Amino acid analysis.

Amino acids were converted to derivatives with o-phthaldialdehyde (OPA) and 9-fluorenylmethoxycarbonyl chloride (FMOC) using the method of Herbert et al. (2000), with several minor modifications, before analysis by high-performance liquid chromatography (HPLC). The HPLC system consisted of model HP1090L (Hewlett Packard Co., Rancho Bernardo, CA) fitted with a HypersilAA column (Agilent 79916AA) and a tunable fluorescence detector (HP1046A; Hewlett Packard Co.). For derivatization of primary amino acids, 5 μL of 0.4 N borate buffer (pH 10.2) 1 μL OPA reagent (Agilent p/n 5061–3337), and 1 μL of the extract were introduced into the sample loop and allowed to mix. Secondary amino acids were subsequently derivatized by adding 1 μL FMOC reagent (Agilent p/n 5061–3337) to the system. After derivatization, which required less than 2 min, 1 μL of the sample mixture was injected into the column.

A gradient mobile phase consisted of solvent A and B at an initial flow rate of 0.45 mL·min−1. Solvent A was 20 mm sodium acetate buffer (pH 7.2) with 0.018% (v/v) triethylamine and 0.3% tetrahydrofuran. Solvent B was 20% mm sodium acetate buffer (pH 7.2), 40% acetonitrile, and 40% methanol. The ratio of solvent A to B changed from 100% to 40% within 17 min declining to solvent B alone during the next minute. The flow rate was then ramped to 0.8 mL·min−1 in 0.5 min and held at this rate for 4.5 min before returning to 0.45 mL·min−1. Amino acids were detected by a fluorescence spectrophotometer with excitation and emission wavelengths set at 340 and 450 nm, respectively, for the first 15 min and then adjusted to 266 and 305 nm, respectively. An amino acid standard mix (Agilent Technologies) was used for obtaining qualitative and quantitative information.

Other stigma analyses.

Stigma exudates of apple flowers at 40% to 60% anther dehiscence were analyzed in 2004 for total carbohydrates, proteins, and lipids. Each sample was derived from 50 flowers as already described, except filtration was performed only with membranes of 0.22-μm pore size and not with devices designed to block macromolecules.

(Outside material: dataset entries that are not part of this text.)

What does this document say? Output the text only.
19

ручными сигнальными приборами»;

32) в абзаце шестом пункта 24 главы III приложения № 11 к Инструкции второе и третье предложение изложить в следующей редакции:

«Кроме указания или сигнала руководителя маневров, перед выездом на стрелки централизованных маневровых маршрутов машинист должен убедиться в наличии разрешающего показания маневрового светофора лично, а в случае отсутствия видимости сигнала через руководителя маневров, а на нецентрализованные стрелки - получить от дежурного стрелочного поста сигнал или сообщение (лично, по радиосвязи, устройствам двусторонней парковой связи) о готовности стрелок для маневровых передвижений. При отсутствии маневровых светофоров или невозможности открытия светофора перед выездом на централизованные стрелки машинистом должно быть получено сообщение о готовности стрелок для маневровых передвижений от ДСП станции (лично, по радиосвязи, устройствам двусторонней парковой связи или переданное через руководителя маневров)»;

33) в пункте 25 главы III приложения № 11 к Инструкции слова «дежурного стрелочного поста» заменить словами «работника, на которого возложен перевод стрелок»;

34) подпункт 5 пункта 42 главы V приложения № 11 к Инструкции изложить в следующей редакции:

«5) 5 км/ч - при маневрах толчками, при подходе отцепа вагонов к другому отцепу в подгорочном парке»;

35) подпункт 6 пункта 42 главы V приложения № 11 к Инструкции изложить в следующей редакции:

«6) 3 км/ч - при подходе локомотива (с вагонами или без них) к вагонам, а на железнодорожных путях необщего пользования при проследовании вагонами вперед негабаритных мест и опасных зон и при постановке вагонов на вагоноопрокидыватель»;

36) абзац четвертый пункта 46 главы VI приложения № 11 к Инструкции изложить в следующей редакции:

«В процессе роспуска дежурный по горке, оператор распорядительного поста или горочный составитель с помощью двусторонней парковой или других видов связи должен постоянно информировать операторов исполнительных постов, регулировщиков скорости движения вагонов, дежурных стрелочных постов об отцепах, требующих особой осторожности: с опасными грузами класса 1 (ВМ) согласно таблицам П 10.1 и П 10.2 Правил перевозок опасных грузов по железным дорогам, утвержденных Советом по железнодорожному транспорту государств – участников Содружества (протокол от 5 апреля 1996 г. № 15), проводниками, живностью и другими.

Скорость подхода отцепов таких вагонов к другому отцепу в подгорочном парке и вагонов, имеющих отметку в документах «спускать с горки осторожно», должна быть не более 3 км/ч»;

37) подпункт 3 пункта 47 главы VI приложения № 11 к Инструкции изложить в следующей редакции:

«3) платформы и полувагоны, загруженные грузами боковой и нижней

Carbohydrates in five ‘Fuji’ and five ‘Gala’ samples were hydrolyzed using the method of Goubet et al. (2002) and then analyzed for monosaccharides. A 50-μL aliquot from each 600-μL sample was heated at 100 °C for 2 h in 0.5 mL of 2 M trifluoroacetic acid, dried in a vacuum evaporator, and put through three methanol wash and dry cycles. It was then subjected to derivatization and GC as described for sugar analysis.

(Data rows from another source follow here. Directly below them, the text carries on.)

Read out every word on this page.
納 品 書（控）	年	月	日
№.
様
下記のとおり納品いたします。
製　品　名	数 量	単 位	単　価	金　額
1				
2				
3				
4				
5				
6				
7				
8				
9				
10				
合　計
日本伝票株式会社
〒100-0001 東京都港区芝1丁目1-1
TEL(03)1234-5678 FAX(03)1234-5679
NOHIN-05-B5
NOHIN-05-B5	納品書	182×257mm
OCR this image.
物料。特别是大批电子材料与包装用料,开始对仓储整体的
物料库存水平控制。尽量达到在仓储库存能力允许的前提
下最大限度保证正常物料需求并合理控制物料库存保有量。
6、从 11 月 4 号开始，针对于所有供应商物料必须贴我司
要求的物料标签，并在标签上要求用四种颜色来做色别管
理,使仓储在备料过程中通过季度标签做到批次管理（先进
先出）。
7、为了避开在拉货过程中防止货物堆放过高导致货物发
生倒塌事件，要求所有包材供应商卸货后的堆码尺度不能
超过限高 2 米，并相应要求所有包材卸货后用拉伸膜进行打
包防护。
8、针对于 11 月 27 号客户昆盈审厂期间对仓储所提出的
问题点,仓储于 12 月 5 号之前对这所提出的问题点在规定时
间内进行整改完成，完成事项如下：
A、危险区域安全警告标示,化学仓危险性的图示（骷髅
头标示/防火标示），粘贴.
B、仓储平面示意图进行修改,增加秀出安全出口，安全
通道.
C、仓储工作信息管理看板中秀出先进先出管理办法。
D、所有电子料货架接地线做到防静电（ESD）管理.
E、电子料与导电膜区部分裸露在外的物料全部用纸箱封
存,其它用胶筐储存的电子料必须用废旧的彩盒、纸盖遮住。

Protein quantities in seven ‘Fuji’ samples and nine ‘Gala’ samples were estimated by the method of Bradford (1976) using a kit obtained from Sigma Diagnostics (St. Louis, MO). A 50-μL aliquot per sample was tested. Protein standards from human albumin were prepared at 0.5, 1, 2, and 3 mg·mL−1.

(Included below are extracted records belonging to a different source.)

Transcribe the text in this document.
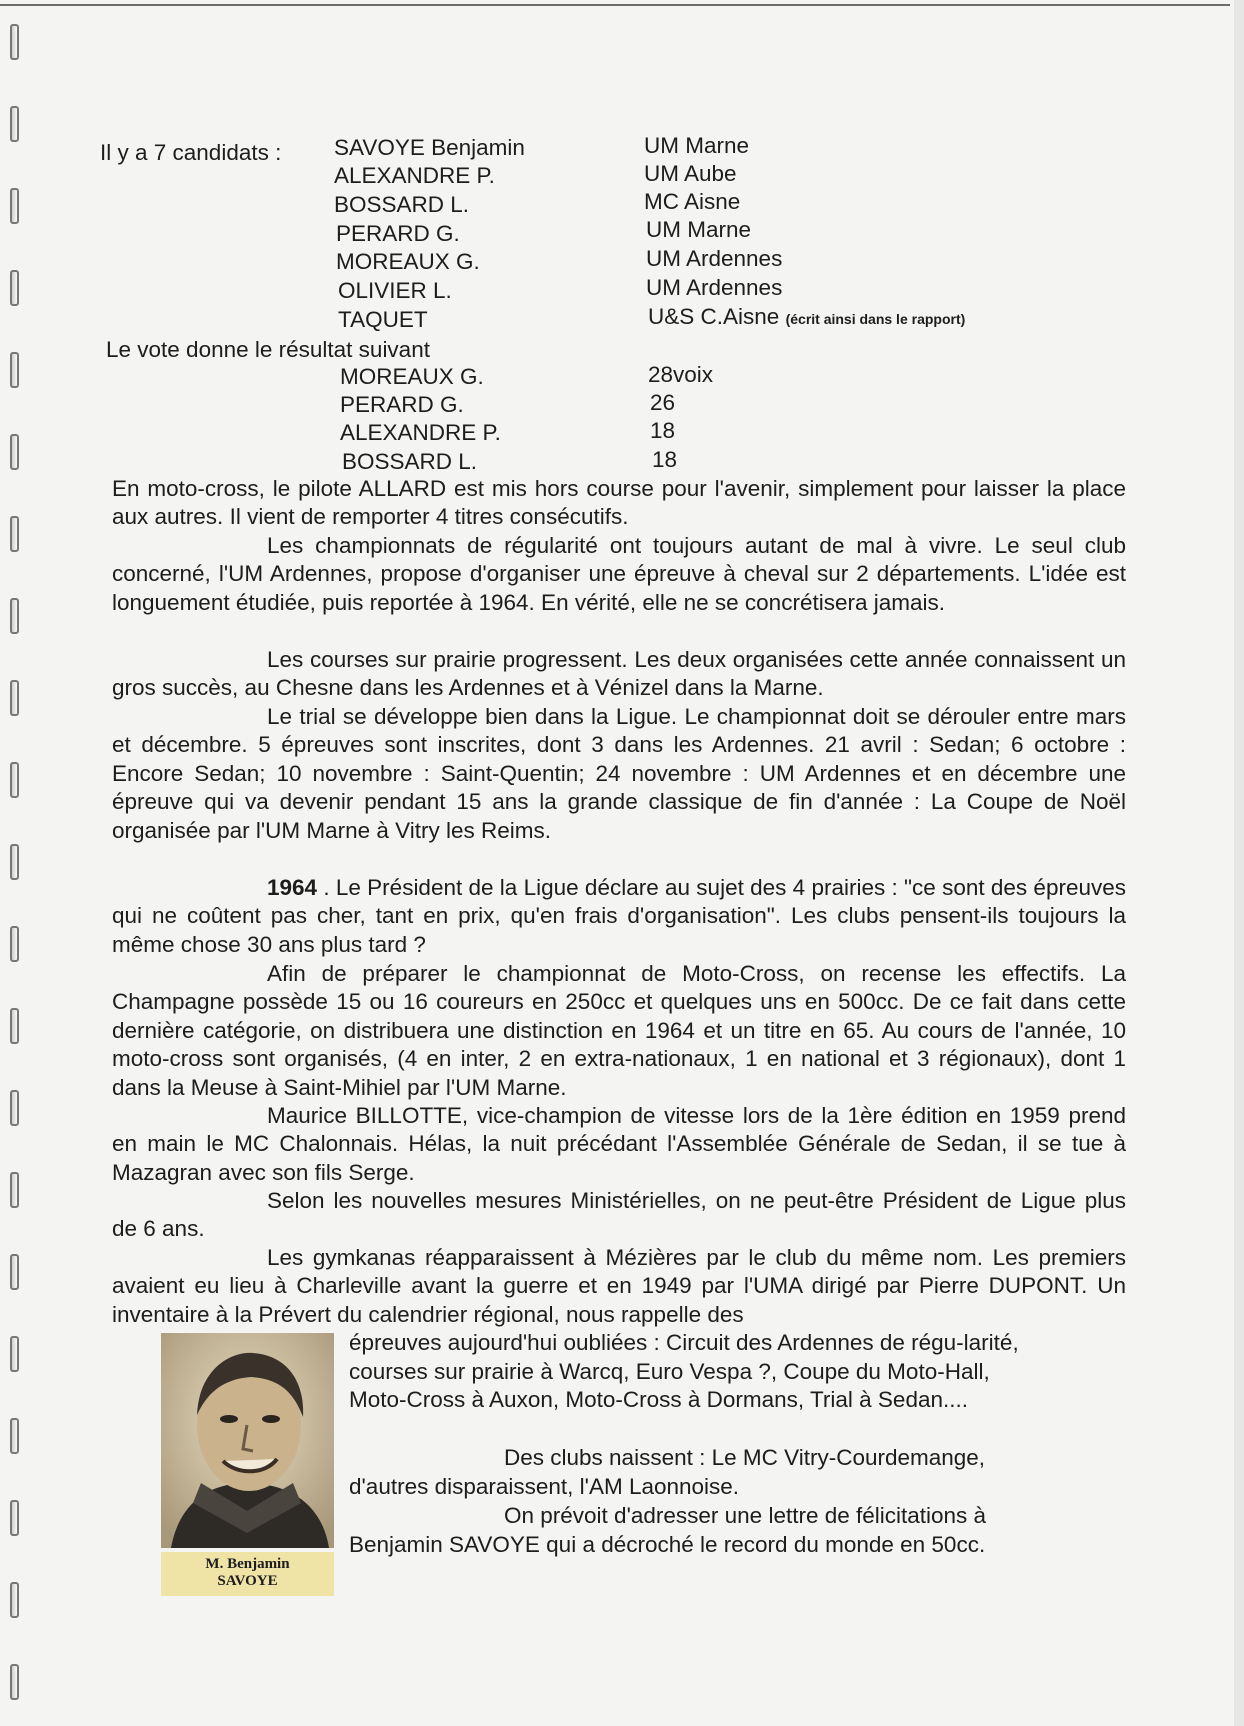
Il y a 7 candidats : SAVOYE Benjamin	UM Marne
ALEXANDRE P.	UM Aube
BOSSARD L.	MC Aisne
PERARD G.	UM Marne
MOREAUX G.	UM Ardennes
OLIVIER L.	UM Ardennes
TAQUET	U&S C.Aisne (écrit ainsi dans le rapport)
Le vote donne le résultat suivant
MOREAUX G.	28voix
PERARD G.	26
ALEXANDRE P.	18
BOSSARD L.	18
En moto-cross, le pilote ALLARD est mis hors course pour l'avenir, simplement pour laisser la place aux autres. Il vient de remporter 4 titres consécutifs.
Les championnats de régularité ont toujours autant de mal à vivre. Le seul club concerné, l'UM Ardennes, propose d'organiser une épreuve à cheval sur 2 départements. L'idée est longuement étudiée, puis reportée à 1964. En vérité, elle ne se concrétisera jamais.
Les courses sur prairie progressent. Les deux organisées cette année connaissent un gros succès, au Chesne dans les Ardennes et à Vénizel dans la Marne.
Le trial se développe bien dans la Ligue. Le championnat doit se dérouler entre mars et décembre. 5 épreuves sont inscrites, dont 3 dans les Ardennes. 21 avril : Sedan; 6 octobre : Encore Sedan; 10 novembre : Saint-Quentin; 24 novembre : UM Ardennes et en décembre une épreuve qui va devenir pendant 15 ans la grande classique de fin d'année : La Coupe de Noël organisée par l'UM Marne à Vitry les Reims.
1964 . Le Président de la Ligue déclare au sujet des 4 prairies : "ce sont des épreuves qui ne coûtent pas cher, tant en prix, qu'en frais d'organisation". Les clubs pensent-ils toujours la même chose 30 ans plus tard ?
Afin de préparer le championnat de Moto-Cross, on recense les effectifs. La Champagne possède 15 ou 16 coureurs en 250cc et quelques uns en 500cc. De ce fait dans cette dernière catégorie, on distribuera une distinction en 1964 et un titre en 65. Au cours de l'année, 10 moto-cross sont organisés, (4 en inter, 2 en extra-nationaux, 1 en national et 3 régionaux), dont 1 dans la Meuse à Saint-Mihiel par l'UM Marne.
Maurice BILLOTTE, vice-champion de vitesse lors de la 1ère édition en 1959 prend en main le MC Chalonnais. Hélas, la nuit précédant l'Assemblée Générale de Sedan, il se tue à Mazagran avec son fils Serge.
Selon les nouvelles mesures Ministérielles, on ne peut-être Président de Ligue plus de 6 ans.
Les gymkanas réapparaissent à Mézières par le club du même nom. Les premiers avaient eu lieu à Charleville avant la guerre et en 1949 par l'UMA dirigé par Pierre DUPONT. Un inventaire à la Prévert du calendrier régional, nous rappelle des
M. Benjamin
SAVOYE
épreuves aujourd'hui oubliées : Circuit des Ardennes de régu-larité, courses sur prairie à Warcq, Euro Vespa ?, Coupe du Moto-Hall, Moto-Cross à Auxon, Moto-Cross à Dormans, Trial à Sedan....
Des clubs naissent : Le MC Vitry-Courdemange, d'autres disparaissent, l'AM Laonnoise.
On prévoit d'adresser une lettre de félicitations à Benjamin SAVOYE qui a décroché le record du monde en 50cc.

The aqueous stigma samples were evaluated for the presence of lipids by GC analysis of fatty acid methyl esters (Moss, 1981) using procedures specified in the Sherlock Microbial Identification System (MIDI, Newark, DE). This was done with three ‘Fuji’ and two ‘Gala’ samples. The 600-μL samples were dried in a vacuum evaporator before esterification. GC equipment was the same as that used for sugar analysis, and GC conditions were set by MIDI software for eukaryotic cells (EUKARY Version 3.71).

Data analyses.

Means and se were calculated for quantities of specific components detected in exudates extracted from the pomaceous stigmas. Comparisons of total free sugars and amino acids from flowers at different stages of anthesis were done by linear regression and t tests for two group means using SAS v.9.1 software (SAS Institute, Cary, NC).

Results

During flower sampling from the apple and pear orchard site, daily high and low temperatures averaged 18.7 and 5.5 °C in 2003 and 22.2 and 3.3 °C in 2004. Only a trace amount of rain was recorded on 1 d in 2003 and no rain was detected in 2004. Rate of flower development and senescence was similar in the 2 years. When flowers were newly opened, stigmas appeared light green, and anthers were bright yellow and none dehisced. At 4 or 5 d after petal expansion, when anthers were fully dehisced, stigmas had begun changing from light green to yellow, and petals were beginning to drop. Flowers were generally not collected beyond 5 or 6 d after petal expansion.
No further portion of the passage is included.